Beyond obscuring labor, the switch to digital has reprogrammed our discovery and consumption of music. Despite the seemingly unprecedented supply of music, Krukowski suggests that internet companies, like Spotify and Amazon, “are replacing the freedom and chaos of the internet at large, with the control and predictability of their programs.” In other words, they generally provide access to art that we are or would be comfortable with, and they otherwise restrict or obscure alternatives. “When you go into a bookstore, or record store, or library—any physical space devoted to information,” Krukowski writes, “you enter another world . . . But when you open a browser—it’s an irony that’s the word, isn’t it?—that relationship to information is reversed.

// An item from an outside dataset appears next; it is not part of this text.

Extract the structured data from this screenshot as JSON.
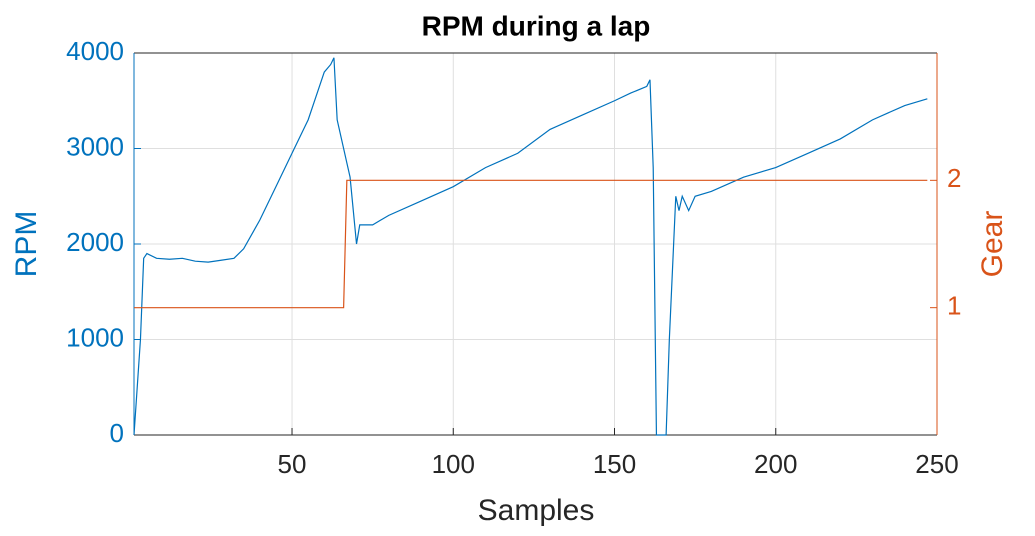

It conforms to you.”
In the mode of Berger, the delineation of each of these changes speaks not just to sound—its distribution and quality—but also to its broader political and economic context. The book is divided into sections on time, space, love, money, power, and “signal and noise.” The last of these is a term both recording engineers and doctors use, with “signal” denoting the sounds we are directly aware of (a podcaster’s voice, a guitar solo) and noise referring to everything else (cars in the street, a refrigerator hum, an adjacent conversation). In the book’s introduction, Krukowski sets his premise by noting, “we don’t seem to be listening to each other very well right now in the world. Our voices carry further than they ever did before, thanks to digital media. But how are they being heard?” It’s an echo, in its way, of the common complaint about the superabundance of content.
The book’s strength—and, only occasionally, its weakness—rests in how much it relies on the study of sound as almost a foil for more obviously materialist or sociological criticism of tech monopolies. Still, it’s a radical gesture, asserting that we cannot uncouple sound from the economies and environments in which it is produced. In this respect, Ways of Hearing poses a compelling counternarrative to typical tech criticism: instead of glibly lamenting how digital life destroys intimacy, Krukowski asks listeners to pay attention to both the sonic as well as the political qualities of sound. Krukowski makes us consider sound—what we hear, what we don’t, how, and why—as a means of listening but also, perhaps, of resisting.